In 1902, Gustav Klimt created the Beethoven Frieze as part of installation of Max Klinger's sculpture Beethoven; installation designed by Josef Hoffmann. The Beethovan Frieze was left on view another year, then dismantled and sold. On 19th May, 1903 another association, the Wiener Werksttte (German for The "Vienna Workshop") was registered in Vienna . The founders, Josef Hoffmann and Koloman Moser, both members of the Vienna Secession wanted to provide an outlet for graduates from the Kunstgewerbeschule.

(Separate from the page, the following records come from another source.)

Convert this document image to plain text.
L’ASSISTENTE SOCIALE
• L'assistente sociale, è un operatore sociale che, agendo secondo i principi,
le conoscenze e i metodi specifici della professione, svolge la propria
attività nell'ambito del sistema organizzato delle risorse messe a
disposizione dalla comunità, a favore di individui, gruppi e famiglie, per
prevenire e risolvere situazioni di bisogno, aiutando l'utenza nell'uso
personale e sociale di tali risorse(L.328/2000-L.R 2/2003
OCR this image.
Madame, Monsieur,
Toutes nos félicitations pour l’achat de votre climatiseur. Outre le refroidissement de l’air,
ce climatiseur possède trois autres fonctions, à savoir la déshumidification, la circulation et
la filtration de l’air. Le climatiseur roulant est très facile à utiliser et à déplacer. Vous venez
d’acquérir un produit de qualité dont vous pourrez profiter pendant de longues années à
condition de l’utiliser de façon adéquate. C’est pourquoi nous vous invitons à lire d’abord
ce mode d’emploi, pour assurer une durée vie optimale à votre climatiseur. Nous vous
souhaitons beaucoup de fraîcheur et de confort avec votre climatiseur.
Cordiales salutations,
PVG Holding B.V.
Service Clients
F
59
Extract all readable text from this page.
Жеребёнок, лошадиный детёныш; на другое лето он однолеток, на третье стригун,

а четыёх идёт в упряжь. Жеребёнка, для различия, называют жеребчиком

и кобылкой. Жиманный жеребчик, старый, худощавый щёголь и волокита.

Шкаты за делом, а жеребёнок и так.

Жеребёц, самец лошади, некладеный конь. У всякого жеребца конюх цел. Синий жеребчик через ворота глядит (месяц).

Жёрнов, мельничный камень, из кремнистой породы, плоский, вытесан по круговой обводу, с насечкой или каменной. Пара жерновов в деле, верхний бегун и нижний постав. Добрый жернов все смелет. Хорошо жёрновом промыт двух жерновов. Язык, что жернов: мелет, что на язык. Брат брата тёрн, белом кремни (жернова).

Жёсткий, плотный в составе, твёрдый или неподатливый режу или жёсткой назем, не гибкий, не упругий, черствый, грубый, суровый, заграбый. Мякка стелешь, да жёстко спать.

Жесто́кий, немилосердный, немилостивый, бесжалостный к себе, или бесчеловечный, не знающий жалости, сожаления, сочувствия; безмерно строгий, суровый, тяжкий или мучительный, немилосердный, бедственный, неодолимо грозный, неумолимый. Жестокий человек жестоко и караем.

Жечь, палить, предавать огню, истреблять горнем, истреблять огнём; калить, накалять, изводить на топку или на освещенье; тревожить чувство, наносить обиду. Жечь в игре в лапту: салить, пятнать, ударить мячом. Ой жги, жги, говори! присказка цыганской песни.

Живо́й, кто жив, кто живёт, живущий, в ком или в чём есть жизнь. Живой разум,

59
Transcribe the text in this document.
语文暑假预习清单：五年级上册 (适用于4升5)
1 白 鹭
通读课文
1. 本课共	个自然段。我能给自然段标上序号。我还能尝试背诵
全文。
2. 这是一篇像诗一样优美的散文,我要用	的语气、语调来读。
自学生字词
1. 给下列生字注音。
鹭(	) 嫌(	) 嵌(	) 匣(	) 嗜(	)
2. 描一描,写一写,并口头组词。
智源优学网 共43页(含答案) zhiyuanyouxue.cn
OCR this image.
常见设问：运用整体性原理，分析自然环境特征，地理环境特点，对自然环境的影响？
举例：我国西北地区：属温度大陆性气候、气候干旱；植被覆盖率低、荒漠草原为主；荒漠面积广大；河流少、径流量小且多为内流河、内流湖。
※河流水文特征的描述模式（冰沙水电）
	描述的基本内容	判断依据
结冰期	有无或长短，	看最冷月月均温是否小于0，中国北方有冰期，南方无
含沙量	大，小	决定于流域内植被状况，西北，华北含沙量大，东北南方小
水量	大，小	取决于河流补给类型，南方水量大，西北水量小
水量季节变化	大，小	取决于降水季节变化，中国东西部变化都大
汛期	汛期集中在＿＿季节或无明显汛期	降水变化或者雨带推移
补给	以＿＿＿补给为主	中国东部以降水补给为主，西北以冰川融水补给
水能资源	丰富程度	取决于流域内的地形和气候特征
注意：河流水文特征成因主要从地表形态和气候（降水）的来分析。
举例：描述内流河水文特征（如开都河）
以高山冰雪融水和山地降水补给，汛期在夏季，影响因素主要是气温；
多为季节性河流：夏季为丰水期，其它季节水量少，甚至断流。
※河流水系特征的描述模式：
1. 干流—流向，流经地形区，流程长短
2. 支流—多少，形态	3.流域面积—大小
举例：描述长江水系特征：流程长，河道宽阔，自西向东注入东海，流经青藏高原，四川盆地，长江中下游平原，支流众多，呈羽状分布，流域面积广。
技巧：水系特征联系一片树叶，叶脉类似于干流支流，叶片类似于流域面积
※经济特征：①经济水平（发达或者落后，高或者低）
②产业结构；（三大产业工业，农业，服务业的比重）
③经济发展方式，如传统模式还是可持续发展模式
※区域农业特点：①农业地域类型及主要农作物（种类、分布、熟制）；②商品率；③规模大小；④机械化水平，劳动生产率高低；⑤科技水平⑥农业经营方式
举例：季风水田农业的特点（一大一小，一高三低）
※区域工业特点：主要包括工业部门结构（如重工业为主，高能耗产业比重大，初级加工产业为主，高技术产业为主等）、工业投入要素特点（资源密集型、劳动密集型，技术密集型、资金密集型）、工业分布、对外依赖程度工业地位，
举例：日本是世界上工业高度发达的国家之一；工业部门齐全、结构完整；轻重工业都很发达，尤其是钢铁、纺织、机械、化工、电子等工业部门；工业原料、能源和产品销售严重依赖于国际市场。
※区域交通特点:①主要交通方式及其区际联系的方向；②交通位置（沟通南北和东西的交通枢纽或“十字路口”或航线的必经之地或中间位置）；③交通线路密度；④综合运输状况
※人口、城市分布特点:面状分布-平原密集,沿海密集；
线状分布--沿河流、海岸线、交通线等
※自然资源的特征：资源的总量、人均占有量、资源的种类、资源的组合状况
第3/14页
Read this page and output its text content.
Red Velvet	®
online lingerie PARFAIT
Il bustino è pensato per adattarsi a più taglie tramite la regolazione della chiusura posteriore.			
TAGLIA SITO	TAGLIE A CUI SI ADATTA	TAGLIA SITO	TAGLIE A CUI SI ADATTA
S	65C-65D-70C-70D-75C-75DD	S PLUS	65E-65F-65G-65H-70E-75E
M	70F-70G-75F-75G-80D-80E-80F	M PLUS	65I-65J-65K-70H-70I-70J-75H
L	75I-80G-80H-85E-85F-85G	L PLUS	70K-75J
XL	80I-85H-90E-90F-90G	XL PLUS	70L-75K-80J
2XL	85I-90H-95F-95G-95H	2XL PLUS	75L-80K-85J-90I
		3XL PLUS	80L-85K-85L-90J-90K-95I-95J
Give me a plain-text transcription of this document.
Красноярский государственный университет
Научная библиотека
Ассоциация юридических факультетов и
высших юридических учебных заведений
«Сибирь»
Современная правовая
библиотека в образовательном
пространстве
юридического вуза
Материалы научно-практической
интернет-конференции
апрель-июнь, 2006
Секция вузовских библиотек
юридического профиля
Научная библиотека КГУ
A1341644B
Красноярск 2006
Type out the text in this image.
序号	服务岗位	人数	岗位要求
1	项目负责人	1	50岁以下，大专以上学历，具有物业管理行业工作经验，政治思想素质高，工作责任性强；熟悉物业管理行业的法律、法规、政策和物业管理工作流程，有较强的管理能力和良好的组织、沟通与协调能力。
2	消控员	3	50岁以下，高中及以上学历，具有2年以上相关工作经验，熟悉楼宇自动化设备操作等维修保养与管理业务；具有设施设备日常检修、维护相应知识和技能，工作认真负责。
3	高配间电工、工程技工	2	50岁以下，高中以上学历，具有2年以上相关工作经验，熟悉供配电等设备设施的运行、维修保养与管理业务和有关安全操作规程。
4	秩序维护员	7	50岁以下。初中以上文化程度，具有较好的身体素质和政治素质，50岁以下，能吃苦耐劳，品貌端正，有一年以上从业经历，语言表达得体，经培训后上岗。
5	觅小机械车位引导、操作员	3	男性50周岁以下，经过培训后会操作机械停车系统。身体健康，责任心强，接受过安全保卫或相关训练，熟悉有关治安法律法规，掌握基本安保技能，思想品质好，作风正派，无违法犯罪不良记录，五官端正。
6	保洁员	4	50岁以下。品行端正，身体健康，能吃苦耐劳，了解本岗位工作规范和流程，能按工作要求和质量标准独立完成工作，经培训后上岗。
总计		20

In 1905, the ongoing conflict between the naturalists, who had clung to many of the Kunstlerhaus tenets from the beginning of the Secession Movement, and the stylists finally proved irreconcilable. At that time Klimt, Auchentaller, Boehm, Hoffmann, Moser and Roller, seceded from the Secession on the grounds that they could no longer be associated with the more realistic naturalists who refused to commit themselves to the "total work of art", a fundamental premise of the Secessionist Movement.
The "Klimt Group" held their exhibitions in 1908 in the Kunstschau, a temporary pavilion built by Josef Hoffmann, and the year represents the high-point in the decorative phase of late Art Nouveau.